This procedure has an additional parameter, as compared with ``bread''. It is
called only by ``readi'' (6256).

\bd
\item[4780:] Check if the desired block has
 already been assigned to a
 buffer. (It may not yet be
 available, but at least is it
 there?);

\item[4781:] If not initiate the necessary
read operation but don't wait for
it to finish;

\item[4788:] Look around for the ``read ahead''
 block. If it is not there, allocate a buffer (4789) but release
 it (4791) if the buffer is
 already ready;

\item[4793:] The ``read ahead'' block is not
 ready, so initiate an asynchronous read operation;

\item[4798:] If a buffer was assigned to the
 current block call ``bread'' to
 wrap it up, else...

\item[4800:] Wait for the completion of the
 operation which was started at
 line 4785.
\ed


\sbs{bwrite (4809)}

This is the standard procedure for
writing to block devices. It is called
by ``exit'' (3239), ``bawrite'' (4863),
``getblk'' (4963), ``bflush'' (5241),
``free'' (7021), ``update'' (7221) and
``iupdat'' (7400).
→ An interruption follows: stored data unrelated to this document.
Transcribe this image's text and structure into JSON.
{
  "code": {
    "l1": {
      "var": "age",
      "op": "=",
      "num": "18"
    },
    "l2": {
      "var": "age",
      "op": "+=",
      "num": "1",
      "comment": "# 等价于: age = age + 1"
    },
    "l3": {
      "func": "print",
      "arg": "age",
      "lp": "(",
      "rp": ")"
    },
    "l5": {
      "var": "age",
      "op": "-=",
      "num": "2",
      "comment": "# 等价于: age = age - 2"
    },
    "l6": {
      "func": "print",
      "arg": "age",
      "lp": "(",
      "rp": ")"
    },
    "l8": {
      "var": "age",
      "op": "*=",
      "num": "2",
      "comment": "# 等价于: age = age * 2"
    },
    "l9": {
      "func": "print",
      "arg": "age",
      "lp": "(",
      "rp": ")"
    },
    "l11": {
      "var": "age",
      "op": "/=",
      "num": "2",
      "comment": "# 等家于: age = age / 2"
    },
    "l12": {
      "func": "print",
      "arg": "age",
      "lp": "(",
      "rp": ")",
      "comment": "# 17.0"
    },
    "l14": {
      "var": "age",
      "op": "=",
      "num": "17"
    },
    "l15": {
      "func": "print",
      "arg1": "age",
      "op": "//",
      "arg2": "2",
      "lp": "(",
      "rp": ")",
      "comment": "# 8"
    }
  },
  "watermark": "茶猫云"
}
N.B. ``writei'' calls
``bawrite'' (6310)!

\bd
\item[4820:] If the ``B\_ASYNC'' flag is not set,
 the procedure does not return
 until the i/o operation is completed;

\item[4823:] If the ``B\_ASYNC''  is set, but
``B DELWRI'' {\bf was} not set (note
``flag'' is set at line 4816) call
``geterror'' (5336) to check on the
error flag. (If ``B\_DELWRI'' was
set, and there is an error, sending the error indication to the
right process is ``too hard.'').
The call (4824) on ``geterror''
will only report errors related
to the initiation of the write
operation.
\ed

\sbs{bawrite (4856)}

This procedure is called by ``writei''
(6310) and ``bdwrite'' (4845). ``writei''
calls either ``bawrite'' or ``bdwrite''
depending on whether the block to be
written has been wholly or partially
filled.


\sbs{bdwrite (4836)}

This procedure is called by ``writei''
(6311) and ``bmap'' (6443, 6449, 6485,
6500 and 6501 !).

\bd
\item[4844:] Don't delay the write if the device is a magnetic tape drive ...
 keep everything in order;

\item[4847:] Set the ``B\_DONE'', ``B\_DELWRI''
 flags and call ``brelse'' to link
 the buffer into the ``av''-list.
\ed

\sbs{bflush (5229)}

This procedure is called by ``update''
(7201), which is called by ``panic''
(2420), ``sync'' (3489) and ``sumount''
(6150).

``bflush'' searches the ``av''-list for
``delayed write'' blocks and forces them
to be written out asynchronously.

Note that as ``notavail'' adjusts the
links of the ``av''-list, the search
(which runs at processor priority six)
is reinitiated after each ``delayed
write'' block is encountered.

Note also that since it happens that
``bflush'' is only called by ``update''
with ``dev'' equal to ``NODEV'', line 5238,
in particular, could be simplified.


\sbs{physio (5259)}

This routine is called to handle ``raw''
input/output i.e. operations which
ignore the normal 512 character block
size.

``physio'' is called by ``rkread'' (5476)
and ``rkwrite'' (5483) which appear as
entries in the array ``cdevsw'' (4684)

``Raw i/o'' is not an essential feature
of UNIX. For disk devices it is used
mainly for copying whole disks and
checking the integrity of the file system as a whole (see e.g. ICHECK (VIII)
in the UPM), where it is convenient to
read whole tracks, rather than single
blocks, at a time.

Note the declaration of ``strat'' (5261).
Since the actual parameter used e.g.
``rkstrategy'' (5389) does not return any
value, is this form of declaration
really necessary?